In einem Gespräch mit Consuela Codrin äußert sich Professor Georg Conrads, Leiter des Lehr- und Forschungsgebiets Orale Mikrobiologie und Immunologie an der RWTH Aachen, der in dieser Funktion mit der Klinik für Zahnerhaltung (Professor Hendrik Meyer-Lückel) zusammenarbeitet, zur Praxis der antibiotischen Parodontitisbehandlung in Deutschland.
Professor Conrads, was hat sich in Deutschland in den vergangenen zehn Jahren bei der antibiotischen Parodontitisbehandlung verändert?
Prof. Georg Conrads: Es gibt erfreuliche Trends – das zeigt unsere aktuelle Umfrage (Falkenstein S et al. Clin Oral Investig. Online publiziert 2016/01/23). Zahnmediziner stellen die Indikation strenger als früher und häufiger nach verfügbaren Empfehlungen. Ebenfalls häufiger lassen sie vor einer Verschreibung eine mikrobiologische Analyse durchführen. Und es werden mehr als bisher lokal wirkende Präparate eingesetzt, zum Beispiel antibiotische Pasten oder Chlorhexidin-Chips.
In Ihrer Studie fanden Sie heraus, dass als systemisches Antibiotikum nach wie vor zu häufig Clindamycin verschrieben wird. Warum ist das besorgniserregend?
Conrads: Clindamycin ist weiterhin an der Spitze der zahnärztlichen Statistik zu unerwünschten Arzneimittelnebenwirkungen.

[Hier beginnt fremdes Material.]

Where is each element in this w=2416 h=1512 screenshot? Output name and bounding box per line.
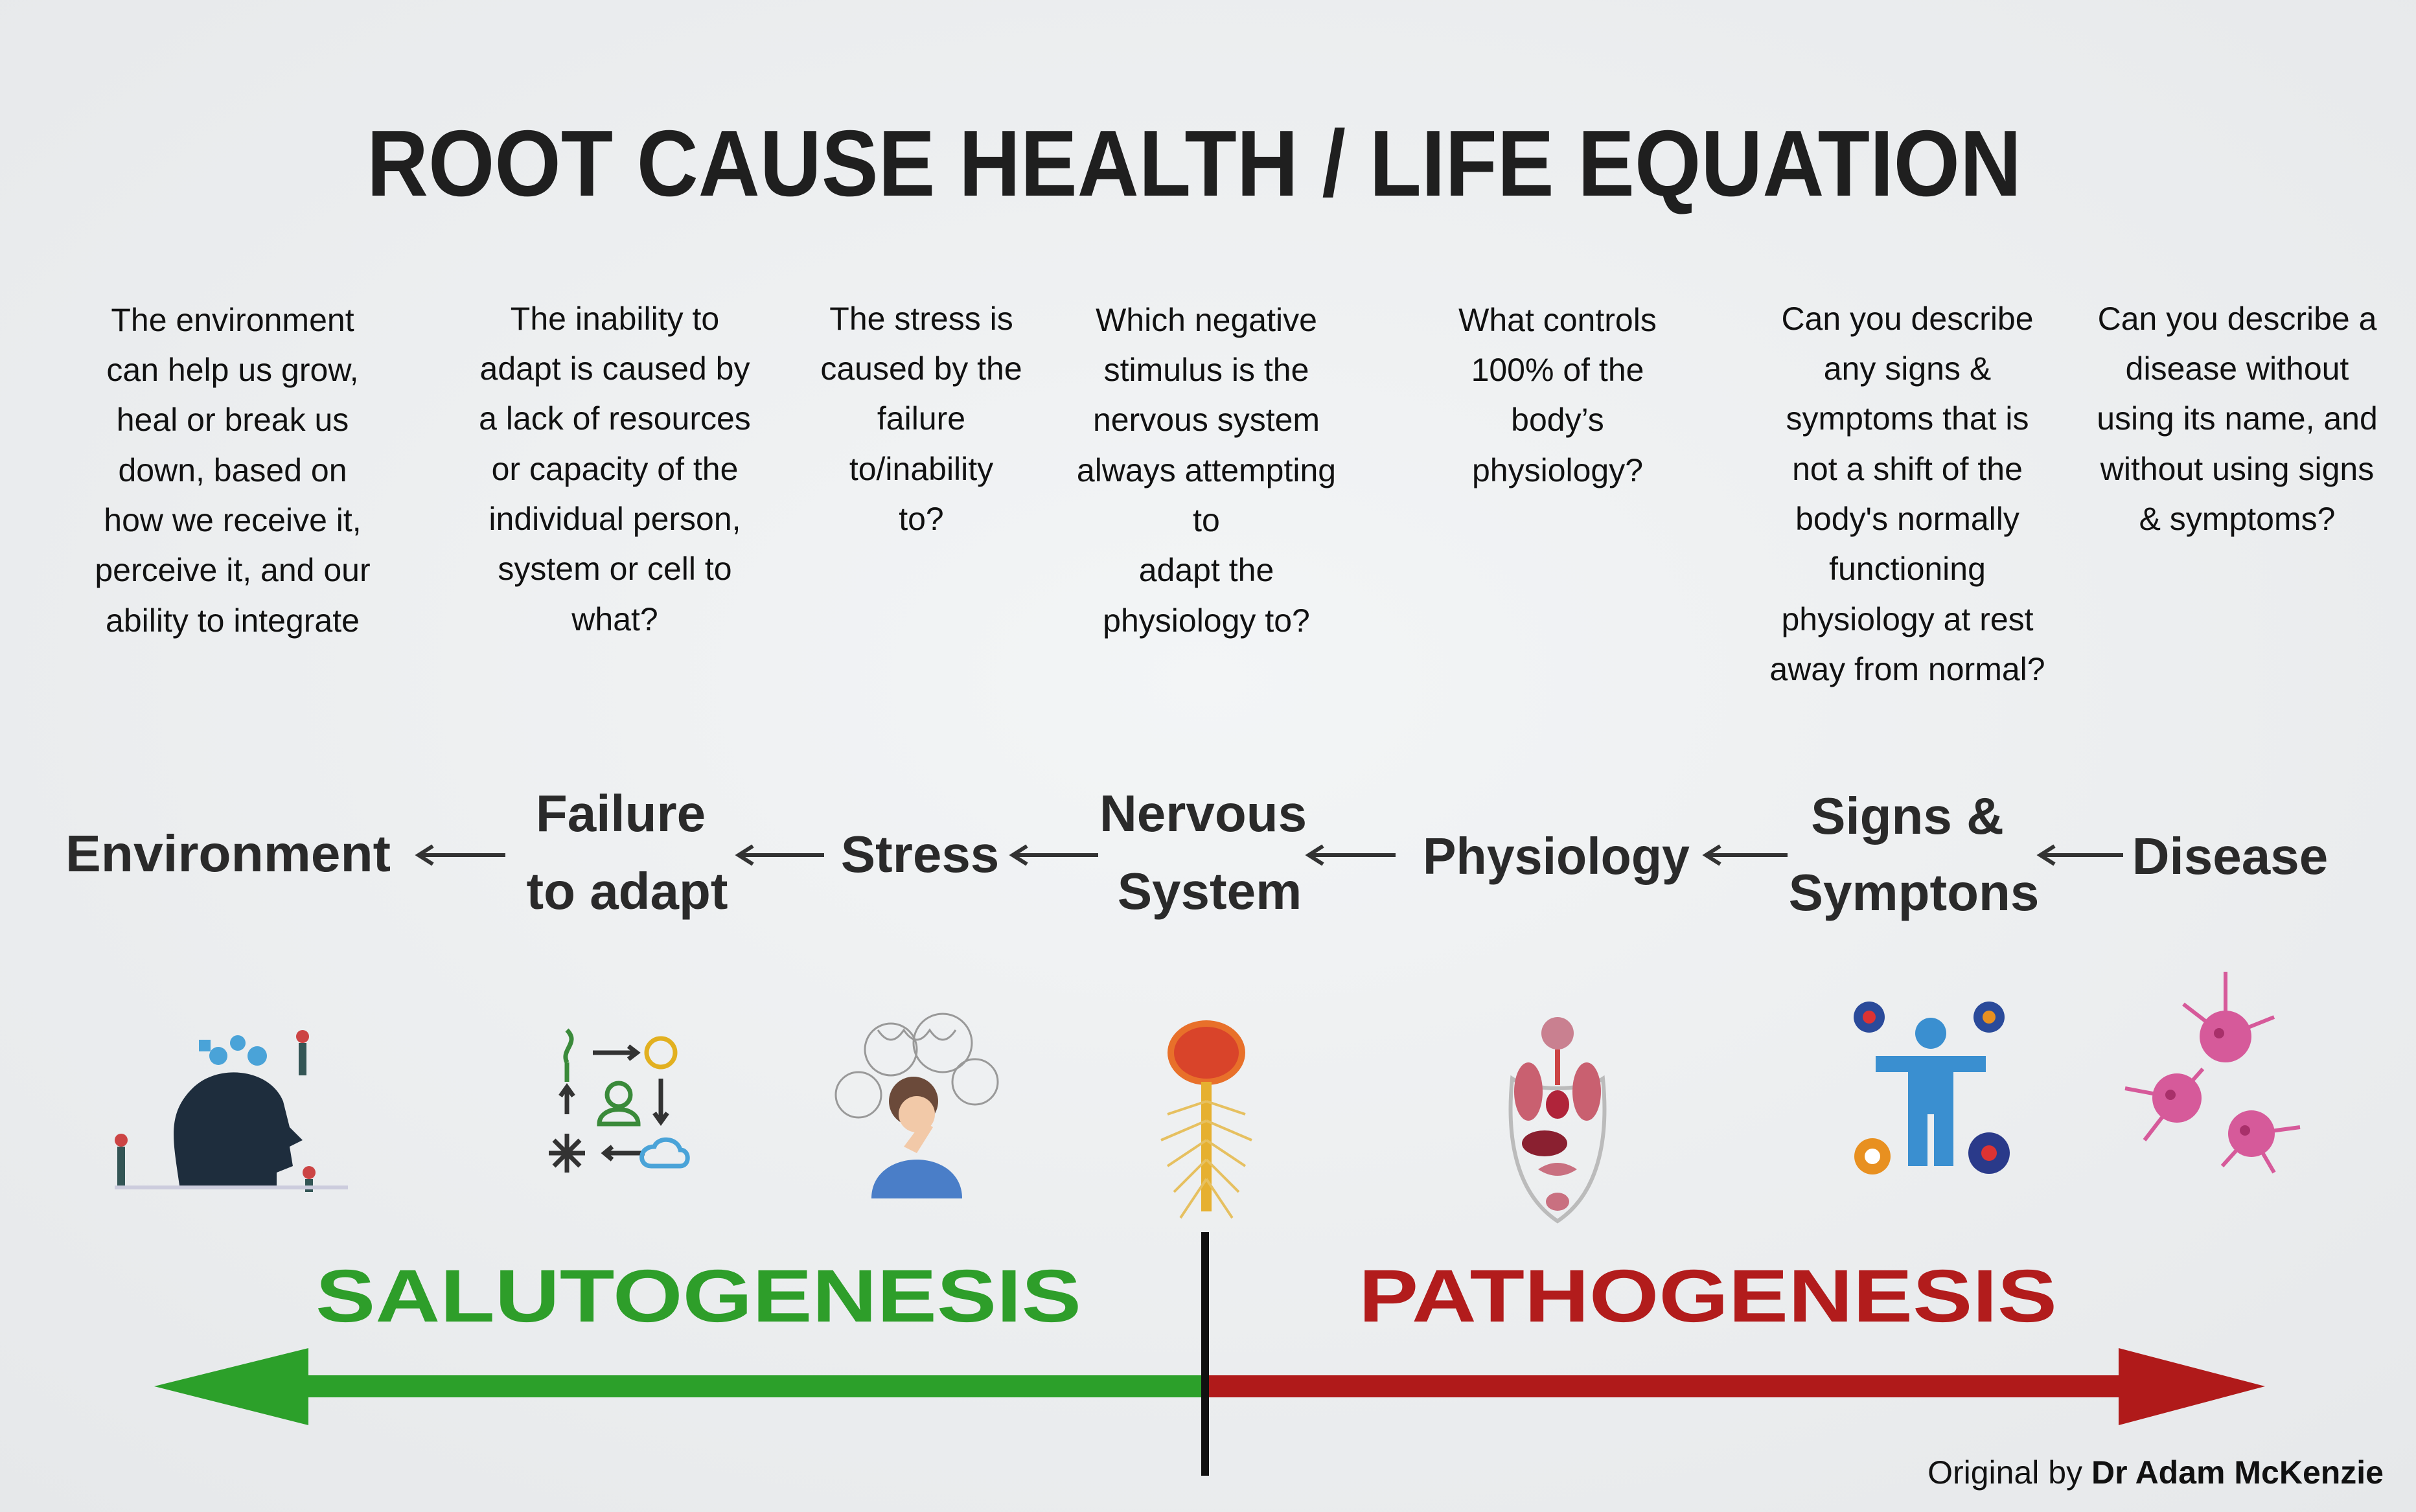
arrow: red pathogenesis [1209, 1348, 2265, 1425]
text block: disease question [2097, 301, 2378, 537]
text block: environment question: can help us grow, [106, 352, 359, 388]
text block: failure question: or capacity of the [492, 451, 738, 487]
label: nervous system [1099, 785, 1307, 920]
text block: signs question: Can you describe [1781, 301, 2034, 337]
text block: stress question [820, 301, 1022, 537]
text block: environment question: heal or break us [117, 402, 349, 438]
icon: physiology organs [1511, 1017, 1604, 1221]
label: signs and symptoms: Symptons [1789, 864, 2039, 921]
icon: signs and symptoms body [1854, 1002, 2010, 1174]
label: environment: Environment [65, 825, 391, 882]
label: disease: Disease [2132, 827, 2328, 885]
text block: failure question: a lack of resources [479, 400, 751, 437]
text block: nervous system question: Which negative [1096, 302, 1317, 338]
text block: nervous system question: always attempting [1077, 452, 1336, 488]
text block: environment question [95, 302, 371, 639]
text block: physiology question: 100% of the [1471, 352, 1644, 388]
arrows between labels [419, 846, 2123, 864]
text block: stress question: caused by the [820, 350, 1022, 387]
text block: disease question: disease without [2126, 350, 2349, 387]
text block: signs question: not a shift of the [1792, 451, 2023, 487]
label: stress: Stress [841, 825, 999, 883]
icon: nervous system [1161, 1020, 1252, 1218]
text block: physiology question: body’s [1511, 402, 1604, 438]
label: failure to adapt: Failure [536, 785, 706, 842]
text block: physiology question [1458, 302, 1657, 488]
text block: failure question: individual person, [489, 501, 741, 537]
text block: disease question: without using signs [2100, 451, 2374, 487]
icon: failure to adapt cycle [549, 1030, 687, 1173]
text block: nervous system question [1077, 302, 1336, 639]
text block: disease question: Can you describe a [2098, 301, 2377, 337]
text block: nervous system question: nervous system [1093, 402, 1320, 438]
divider line [1201, 1232, 1209, 1476]
text block: disease question: & symptoms? [2139, 501, 2335, 537]
text block: environment question: how we receive it, [104, 502, 362, 538]
text block: physiology question: physiology? [1472, 452, 1643, 488]
icon: disease cells [2125, 972, 2300, 1173]
icon: environment head [115, 1030, 348, 1192]
label: signs and symptoms [1789, 787, 2039, 921]
arrow: green salutogenesis [154, 1348, 1205, 1425]
text block: nervous system question: adapt the [1139, 552, 1274, 588]
text block: failure question [479, 301, 751, 637]
text block: stress question: The stress is [829, 301, 1013, 337]
text block: environment question: The environment [111, 302, 354, 338]
text block: environment question: ability to integrate [106, 602, 360, 639]
text block: failure question: adapt is caused by [480, 350, 750, 387]
text block: signs question: physiology at rest [1781, 601, 2034, 637]
text block: stress question: failure [877, 400, 965, 437]
text block: environment question: perceive it, and our [95, 552, 371, 588]
label: nervous system: Nervous [1099, 785, 1307, 842]
labels row [65, 785, 2328, 921]
text block: failure question: The inability to [511, 301, 719, 337]
text block: nervous system question: stimulus is the [1104, 352, 1309, 388]
text block: signs question [1769, 301, 2045, 687]
footer credit: Original by Dr Adam McKenzie [1927, 1454, 2384, 1491]
label: nervous system: System [1118, 862, 1302, 920]
text block: disease question: using its name, and [2097, 400, 2378, 437]
text block: signs question: body's normally [1795, 501, 2019, 537]
label: physiology: Physiology [1423, 827, 1690, 885]
text block: signs question: functioning [1829, 551, 1986, 587]
label: signs and symptoms: Signs & [1811, 787, 2004, 845]
text block: stress question: to/inability [849, 451, 993, 487]
text block: failure question: system or cell to [498, 551, 732, 587]
title: ROOT CAUSE HEALTH / LIFE EQUATION [367, 111, 2021, 216]
text block: nervous system question: to [1193, 502, 1220, 538]
text block: physiology question: What controls [1458, 302, 1657, 338]
text block: signs question: away from normal? [1769, 651, 2045, 687]
heading: salutogenesis: SALUTOGENESIS [316, 1255, 1081, 1338]
label: failure to adapt [526, 785, 728, 920]
label: failure to adapt: to adapt [526, 862, 728, 920]
text block: environment question: down, based on [118, 452, 347, 488]
heading: pathogenesis: PATHOGENESIS [1359, 1255, 2057, 1338]
text block: nervous system question: physiology to? [1103, 602, 1310, 639]
text block: stress question: to? [899, 501, 944, 537]
text block: failure question: what? [571, 601, 658, 637]
text block: signs question: symptoms that is [1786, 400, 2029, 437]
icon: stress person [836, 1014, 998, 1198]
text block: signs question: any signs & [1824, 350, 1991, 387]
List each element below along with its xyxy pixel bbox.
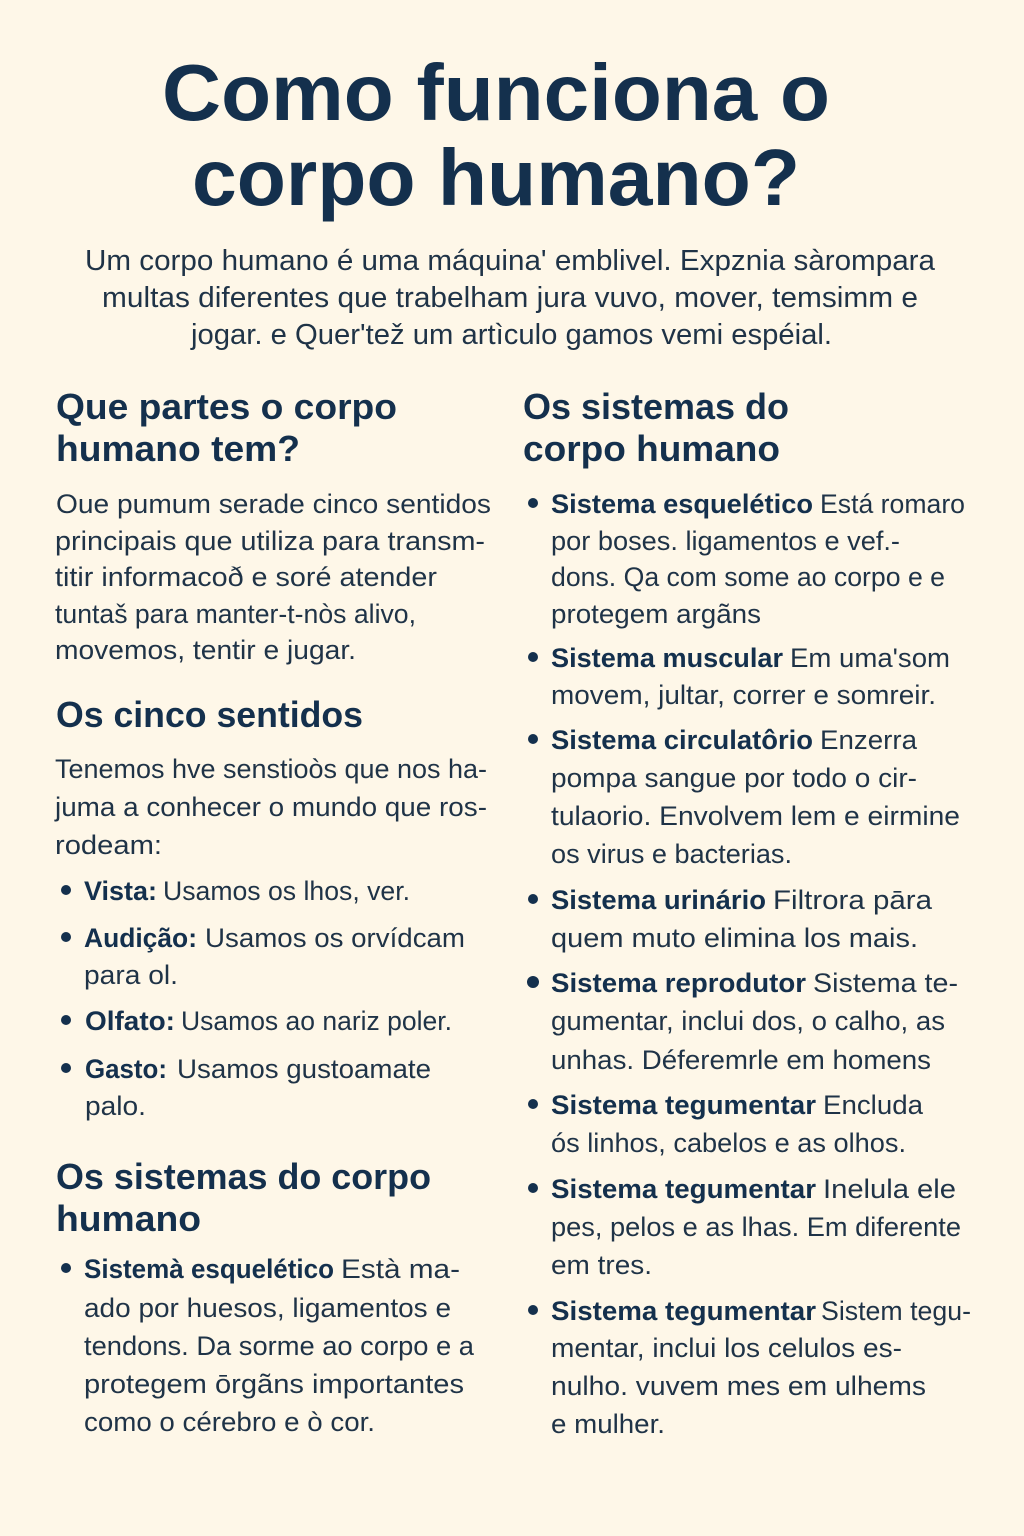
bullet: sistema tegumentar 3: nulho. vuvem mes em ulhems bbox=[551, 1371, 926, 1401]
bullet: sistema urinário: Filtrora pāra bbox=[773, 885, 933, 915]
heading: os sistemas do corpo humano: Os sistemas do corpo bbox=[56, 1156, 431, 1197]
bullet: sistema tegumentar 2: Sistema tegumentar bbox=[551, 1174, 816, 1204]
heading: os sistemas do corpo humano: Os sistemas do bbox=[523, 386, 789, 427]
bullet: sistema circulatório: Sistema circulatôrio bbox=[551, 725, 813, 755]
panel: left column bbox=[54, 386, 491, 1437]
bullet: vista: Vista: bbox=[84, 876, 157, 906]
bullet: sistema esquelético bbox=[61, 1254, 475, 1437]
bullet: sistema tegumentar 1 bbox=[528, 1090, 924, 1158]
text block: cinco sentidos intro: juma a conhecer o mundo que ros- bbox=[54, 792, 487, 822]
bullet: audição: Audição: bbox=[84, 923, 197, 953]
bullet: sistema esquelético: Està ma- bbox=[341, 1254, 460, 1284]
heading: os sistemas do corpo humano bbox=[56, 1156, 431, 1239]
panel: right column bbox=[523, 386, 971, 1439]
bullet: sistema esquelético: protegem argãns bbox=[551, 599, 761, 629]
bullet: sistema tegumentar 1: Sistema tegumentar bbox=[551, 1090, 816, 1120]
intro paragraph bbox=[85, 245, 936, 351]
bullet: sistema circulatório: pompa sangue por todo o cir- bbox=[551, 763, 917, 793]
text block: cinco sentidos intro: rodeam: bbox=[55, 830, 162, 860]
text block: cinco sentidos intro: Tenemos hve senstioòs que nos ha- bbox=[55, 754, 487, 784]
bullet: sistema tegumentar 3: Sistema tegumentar bbox=[551, 1296, 816, 1326]
title bbox=[162, 48, 830, 222]
heading: os cinco sentidos: Os cinco sentidos bbox=[56, 694, 363, 735]
bullet: sistema urinário: quem muto elimina los mais. bbox=[551, 923, 918, 953]
bullet: sistema esquelético: Sistemà esquelético bbox=[84, 1254, 334, 1284]
text block: que partes: movemos, tentir e jugar. bbox=[55, 635, 356, 665]
bullet: sistema reprodutor: Sistema te- bbox=[813, 968, 958, 998]
bullet: sistema tegumentar 1: Encluda bbox=[823, 1090, 924, 1120]
bullet: sistema esquelético: protegem ōrgãns importantes bbox=[84, 1369, 464, 1399]
bullet: sistema tegumentar 1: ós linhos, cabelos e as olhos. bbox=[551, 1128, 906, 1158]
intro paragraph: Um corpo humano é uma máquina' emblivel. Expznia sàrompara bbox=[85, 245, 936, 277]
bullet: sistema circulatório: os virus e bacterias. bbox=[551, 839, 792, 869]
bullet: vista: Usamos os lhos, ver. bbox=[163, 876, 410, 906]
text block: cinco sentidos intro bbox=[54, 754, 487, 860]
bullet: gasto: Usamos gustoamate bbox=[177, 1054, 431, 1084]
bullet: sistema muscular: movem, jultar, correr e somreir. bbox=[551, 680, 936, 710]
bullet: sistema esquelético: tendons. Da sorme ao corpo e a bbox=[84, 1331, 475, 1361]
bullet: audição bbox=[61, 923, 465, 990]
bullet: sistema circulatório: tulaorio. Envolvem lem e eirmine bbox=[551, 801, 960, 831]
heading: os sistemas do corpo humano bbox=[523, 386, 789, 469]
bullet: sistema tegumentar 3: e mulher. bbox=[551, 1409, 665, 1439]
bullet: sistema reprodutor: unhas. Déferemrle em homens bbox=[551, 1045, 931, 1075]
bullet: gasto bbox=[61, 1054, 431, 1121]
bullet: sistema reprodutor: gumentar, inclui dos, o calho, as bbox=[551, 1006, 945, 1036]
title: Como funciona o bbox=[162, 48, 830, 137]
bullet: sistema tegumentar 3: Sistem tegu- bbox=[821, 1296, 971, 1326]
text block: que partes: tuntaš para manter-t-nòs alivo, bbox=[55, 599, 416, 629]
heading: que partes bbox=[56, 386, 397, 469]
bullet: gasto: Gasto: bbox=[85, 1054, 167, 1084]
bullet: sistema reprodutor: Sistema reprodutor bbox=[551, 968, 806, 998]
bullet: sistema muscular: Sistema muscular bbox=[551, 643, 783, 673]
bullet: sistema esquelético: como o cérebro e ò cor. bbox=[84, 1407, 375, 1437]
bullet: sistema esquelético: por boses. ligamentos e vef.- bbox=[551, 526, 900, 556]
bullet: sistema muscular: Em uma'som bbox=[790, 643, 950, 673]
text block: que partes: Oue pumum serade cinco sentidos bbox=[56, 489, 491, 519]
bullet: sistema tegumentar 2: pes, pelos e as lhas. Em diferente bbox=[551, 1212, 961, 1242]
heading: que partes: humano tem? bbox=[56, 428, 300, 469]
bullet: sistema muscular bbox=[528, 643, 950, 710]
bullet: sistema urinário bbox=[528, 885, 933, 953]
heading: os sistemas do corpo humano: corpo humano bbox=[523, 428, 780, 469]
bullet: sistema esquelético: Sistema esquelético bbox=[551, 489, 813, 519]
bullet: olfato: Usamos ao nariz poler. bbox=[181, 1006, 452, 1036]
bullet: sistema esquelético: Está romaro bbox=[820, 489, 965, 519]
bullet: sistema tegumentar 2: em tres. bbox=[551, 1250, 652, 1280]
bullet: sistema urinário: Sistema urinário bbox=[551, 885, 766, 915]
text block: que partes: principais que utiliza para transm- bbox=[55, 526, 485, 556]
bullet: sistema esquelético bbox=[528, 489, 965, 629]
bullet: sistema reprodutor bbox=[527, 968, 958, 1075]
bullet: olfato: Olfato: bbox=[85, 1006, 175, 1036]
intro paragraph: jogar. e Quer'tež um artìculo gamos vemi espéial. bbox=[190, 319, 832, 351]
bullet: sistema esquelético: ado por huesos, ligamentos e bbox=[84, 1293, 451, 1323]
bullet: sistema tegumentar 3 bbox=[528, 1296, 971, 1439]
bullet: gasto: palo. bbox=[85, 1091, 146, 1121]
bullet: olfato bbox=[61, 1006, 452, 1036]
title: corpo humano? bbox=[192, 133, 800, 222]
bullet: sistema esquelético: dons. Qa com some ao corpo e e bbox=[551, 562, 945, 592]
bullet: sistema circulatório: Enzerra bbox=[820, 725, 918, 755]
heading: os sistemas do corpo humano: humano bbox=[56, 1198, 201, 1239]
bullet: audição: para ol. bbox=[84, 960, 178, 990]
bullet: sistema tegumentar 2: Inelula ele bbox=[823, 1174, 956, 1204]
bullet: sistema circulatório bbox=[528, 725, 960, 869]
bullet: sistema tegumentar 2 bbox=[528, 1174, 961, 1280]
heading: que partes: Que partes o corpo bbox=[56, 386, 397, 427]
bullet: audição: Usamos os orvídcam bbox=[205, 923, 465, 953]
text block: que partes bbox=[55, 489, 491, 665]
bullet: sistema tegumentar 3: mentar, inclui los celulos es- bbox=[551, 1333, 902, 1363]
intro paragraph: multas diferentes que trabelham jura vuvo, mover, temsimm e bbox=[102, 282, 918, 314]
text block: que partes: titir informacoð e soré atender bbox=[55, 562, 437, 592]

Zu nennen sind vor allem gastrointestinale Komplikationen, zu denen die gefürchtete pseudomembranöse Enterokolitis zählt. Als Reserveantibiotikum sollte es nur bei Penizillinallergie zum Einsatz kommen. Einen hohen Anteil von Fehlverschreibungen ergab unsere Umfrage aber zum Beispiel auch bei der Parodontitis ulcerosa.
An welchen Schrauben muss gedreht werden, damit nur bei wirklichem Bedarf und in diesem Fall die richtigen Antibiotika verschrieben werden?
Conrads: Vorhandene Empfehlungen sollten dringend aktualisiert und hochwertige, konsensbasierte Leitlinien erarbeitet werden. Fortbildungen und Umfragen können helfen, Fehlverhalten zu erkennen und zu reduzieren. Auch eine intensivere Zusammenarbeit mit diagnostischen Laboratorien kann dafür sorgen, dass zielgerichteter therapiert wird.